Dieser §2 Abs3 der Verordnung der Gemeinde xx vom 16.12.1988 gibt überwiegend den Inhalt des §9 Abs1 leg cit wieder, wonach im Pflichtbereich die Eigentümer von bebauten Grundstücken verpflichtet sind, Abfälle nur durch Einrichtungen behandeln zu lassen, deren sich die Gemeinde bedient, sofern nicht für bestimmte Abfallarten (Sonderabfall, Sperrmüll gemäß §13 Abs3 und Problemstoffe aus Haushalten gemäß §15 Abs4) eine gesonderte Behandlung nach diesem Gesetz vorgesehen ist.

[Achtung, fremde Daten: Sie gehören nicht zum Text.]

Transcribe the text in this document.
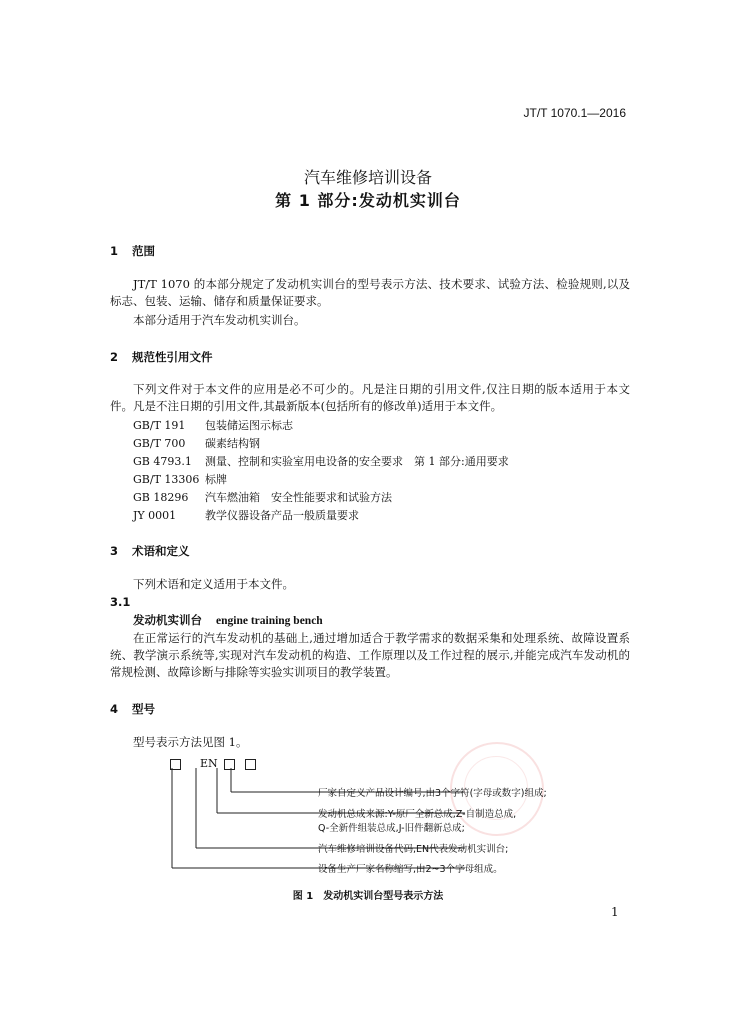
JT/T 1070.1—2016
汽车维修培训设备
第 1 部分:发动机实训台
1 范围
JT/T 1070 的本部分规定了发动机实训台的型号表示方法、技术要求、试验方法、检验规则,以及标志、包装、运输、储存和质量保证要求。
本部分适用于汽车发动机实训台。
2 规范性引用文件
下列文件对于本文件的应用是必不可少的。凡是注日期的引用文件,仅注日期的版本适用于本文件。凡是不注日期的引用文件,其最新版本(包括所有的修改单)适用于本文件。
GB/T 191 包装储运图示标志
GB/T 700 碳素结构钢
GB 4793.1 测量、控制和实验室用电设备的安全要求　第 1 部分:通用要求
GB/T 13306 标牌
GB 18296 汽车燃油箱　安全性能要求和试验方法
JY 0001	教学仪器设备产品一般质量要求
3 术语和定义
下列术语和定义适用于本文件。
3.1
发动机实训台 engine training bench
在正常运行的汽车发动机的基础上,通过增加适合于教学需求的数据采集和处理系统、故障设置系统、教学演示系统等,实现对汽车发动机的构造、工作原理以及工作过程的展示,并能完成汽车发动机的常规检测、故障诊断与排除等实验实训项目的教学装置。
4 型号
型号表示方法见图 1。
EN
厂家自定义产品设计编号,由3个字符(字母或数字)组成;
发动机总成来源:Y-原厂全新总成,Z-自制造总成,
Q-全新件组装总成,J-旧件翻新总成;
汽车维修培训设备代码,EN代表发动机实训台;
设备生产厂家名称缩写,由2~3个字母组成。
图 1　发动机实训台型号表示方法
1
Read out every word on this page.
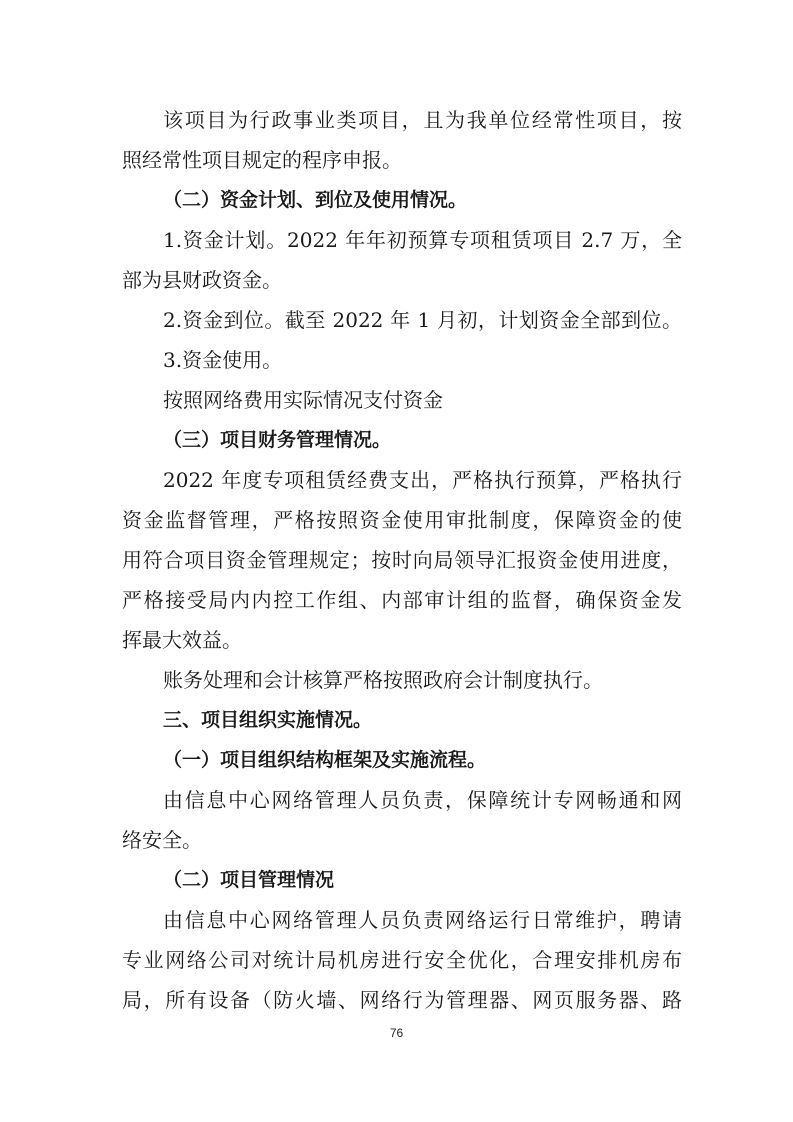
该项目为行政事业类项目，且为我单位经常性项目，按
照经常性项目规定的程序申报。
（二）资金计划、到位及使用情况。
1.资金计划。2022 年年初预算专项租赁项目 2.7 万，全
部为县财政资金。
2.资金到位。截至 2022 年 1 月初，计划资金全部到位。
3.资金使用。
按照网络费用实际情况支付资金
（三）项目财务管理情况。
2022 年度专项租赁经费支出，严格执行预算，严格执行
资金监督管理，严格按照资金使用审批制度，保障资金的使
用符合项目资金管理规定；按时向局领导汇报资金使用进度，
严格接受局内内控工作组、内部审计组的监督，确保资金发
挥最大效益。
账务处理和会计核算严格按照政府会计制度执行。
三、项目组织实施情况。
（一）项目组织结构框架及实施流程。
由信息中心网络管理人员负责，保障统计专网畅通和网
络安全。
（二）项目管理情况
由信息中心网络管理人员负责网络运行日常维护，聘请
专业网络公司对统计局机房进行安全优化，合理安排机房布
局，所有设备（防火墙、网络行为管理器、网页服务器、路
76
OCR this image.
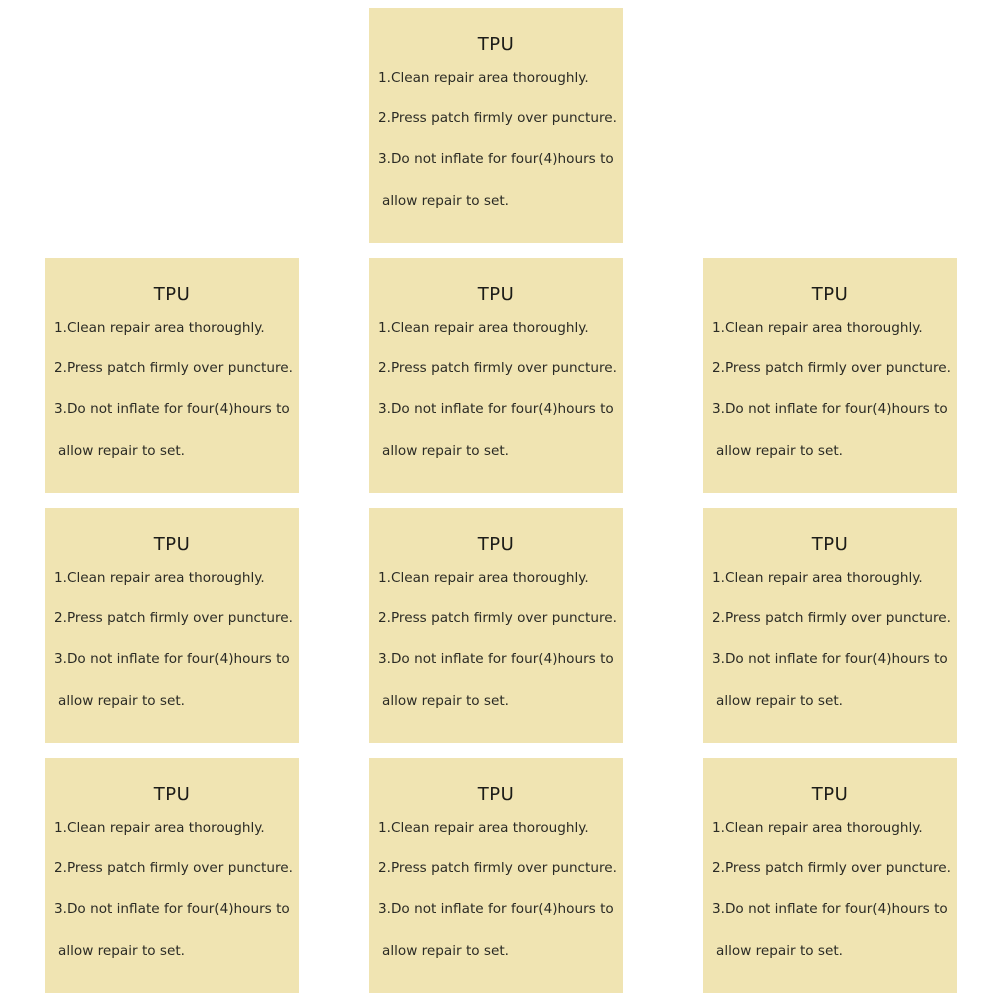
TPU
1.Clean repair area thoroughly.
2.Press patch firmly over puncture.
3.Do not inflate for four(4)hours to
allow repair to set.
TPU
1.Clean repair area thoroughly.
2.Press patch firmly over puncture.
3.Do not inflate for four(4)hours to
allow repair to set.
TPU
1.Clean repair area thoroughly.
2.Press patch firmly over puncture.
3.Do not inflate for four(4)hours to
allow repair to set.
TPU
1.Clean repair area thoroughly.
2.Press patch firmly over puncture.
3.Do not inflate for four(4)hours to
allow repair to set.
TPU
1.Clean repair area thoroughly.
2.Press patch firmly over puncture.
3.Do not inflate for four(4)hours to
allow repair to set.
TPU
1.Clean repair area thoroughly.
2.Press patch firmly over puncture.
3.Do not inflate for four(4)hours to
allow repair to set.
TPU
1.Clean repair area thoroughly.
2.Press patch firmly over puncture.
3.Do not inflate for four(4)hours to
allow repair to set.
TPU
1.Clean repair area thoroughly.
2.Press patch firmly over puncture.
3.Do not inflate for four(4)hours to
allow repair to set.
TPU
1.Clean repair area thoroughly.
2.Press patch firmly over puncture.
3.Do not inflate for four(4)hours to
allow repair to set.
TPU
1.Clean repair area thoroughly.
2.Press patch firmly over puncture.
3.Do not inflate for four(4)hours to
allow repair to set.
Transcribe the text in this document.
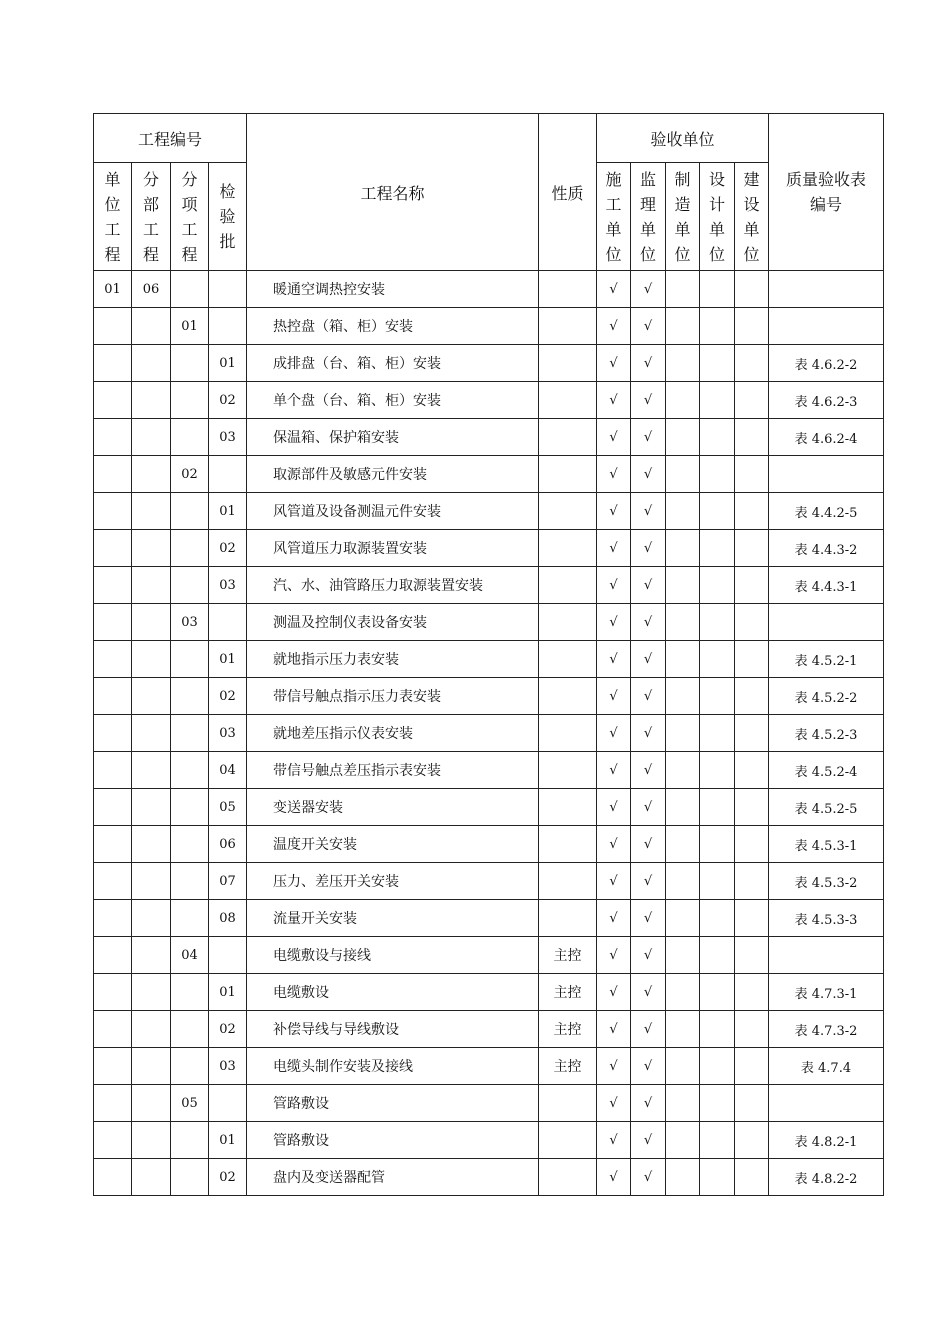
工程编号				工程名称	性质	验收单位					质量验收表编号

单位工程	分部工程	分项工程	检验批			施工单位	监理单位	制造单位	设计单位	建设单位	

01	06			暖通空调热控安装		√	√				
		01		热控盘（箱、柜）安装		√	√				
			01	成排盘（台、箱、柜）安装		√	√				表 4.6.2-2
			02	单个盘（台、箱、柜）安装		√	√				表 4.6.2-3
			03	保温箱、保护箱安装		√	√				表 4.6.2-4
		02		取源部件及敏感元件安装		√	√				
			01	风管道及设备测温元件安装		√	√				表 4.4.2-5
			02	风管道压力取源装置安装		√	√				表 4.4.3-2
			03	汽、水、油管路压力取源装置安装		√	√				表 4.4.3-1
		03		测温及控制仪表设备安装		√	√				
			01	就地指示压力表安装		√	√				表 4.5.2-1
			02	带信号触点指示压力表安装		√	√				表 4.5.2-2
			03	就地差压指示仪表安装		√	√				表 4.5.2-3
			04	带信号触点差压指示表安装		√	√				表 4.5.2-4
			05	变送器安装		√	√				表 4.5.2-5
			06	温度开关安装		√	√				表 4.5.3-1
			07	压力、差压开关安装		√	√				表 4.5.3-2
			08	流量开关安装		√	√				表 4.5.3-3
		04		电缆敷设与接线	主控	√	√				
			01	电缆敷设	主控	√	√				表 4.7.3-1
			02	补偿导线与导线敷设	主控	√	√				表 4.7.3-2
			03	电缆头制作安装及接线	主控	√	√				表 4.7.4
		05		管路敷设		√	√				
			01	管路敷设		√	√				表 4.8.2-1
			02	盘内及变送器配管		√	√				表 4.8.2-2
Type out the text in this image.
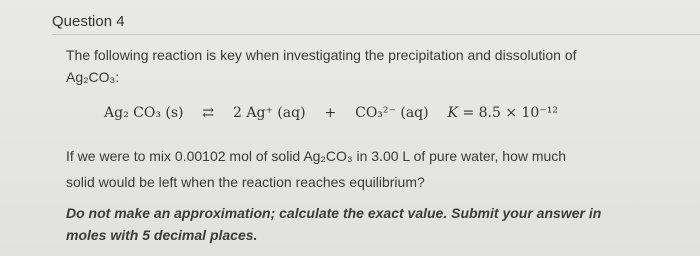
Question 4

The following reaction is key when investigating the precipitation and dissolution of
Ag₂CO₃:

Ag₂ CO₃ (s) ⇄ 2 Ag⁺ (aq) + CO₃²⁻ (aq) K = 8.5 × 10⁻¹²

If we were to mix 0.00102 mol of solid Ag₂CO₃ in 3.00 L of pure water, how much
solid would be left when the reaction reaches equilibrium?

Do not make an approximation; calculate the exact value. Submit your answer in
moles with 5 decimal places.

Eine Mißachtung dieser Norm stellt daher eine Übertretung des §9 Abs1 leg cit dar und nicht ein Zuwiderhandeln gegen die genannte Verordnung, weshalb auch §38 Abs1 Z11 leg cit hiefür nicht heranzuziehen ist. Dies ergibt sich ua auch daraus, daß gemäß Art18 Abs2 B-VG die Verwaltungsbehörden ermächtigt sind, aufgrund der Gesetze innerhalb ihres Wirkungsbereiches Verordnungen (Durchführungsverordnungen) zu erlassen. Derartige Verordnungen dürfen lediglich die gesetzlichen Bestimmungen präzisieren. Das bezughabende Gesetz muß inhaltlich bestimmt sein und darf die Verwaltung nicht lediglich zur Regelung einer Angelegenheit durch Verordnung ermächtigen. Die bloße Wiedergabe des Gesetzestextes in einer Verordnung kann aber keine Präzisierung der gesetzlichen Bestimmung darstellen, weshalb im Falle des Zuwiderhandelns gegen diese Norm von einer Übertretung im Sinne des §9 Abs1 des NÖ Abfallwirtschaftsgesetzes auszugehen ist.
Aber auch aus einer weiteren Bestimmung des NÖ Abfallwirtschaftsgesetzes kann unmißverständlich der Schluß gezogen werden, daß die zur Last gelegte "Verweigerung der Annahme der Grünen Tonne" nicht als eigene Verwaltungsübertretung zu ahnden ist.
§38 Abs1 Z8 leg cit stellt nämlich die Unterlassung, Verhinderung oder Erschwerung der Aufstellung oder Anbringung von Müllbehältern unter Strafe, wenn die Sammlung nach dem Holsystem erfolgt. Eine Sanktionierung der "Verweigerung der Annahme der Grünen Tonne" im Verhältnis zur Unterlassung, Verhinderung oder Erschwerung der Aufstellung oder Anbringung von Müllbehältern kann jedoch keineswegs als Präzisierung im Sinne einer auf
Art18 Abs2 B-VG gestützten Durchführungsverordnung gesehen werden, sondern würde eine derartige Deliktsform eine erhebliche Erweiterung des durch §38 Abs1 Z8 leg cit vorgegebenen Rahmens bewirken, was im Widerspruch zum Charakter einer Durchführungsverordnung steht.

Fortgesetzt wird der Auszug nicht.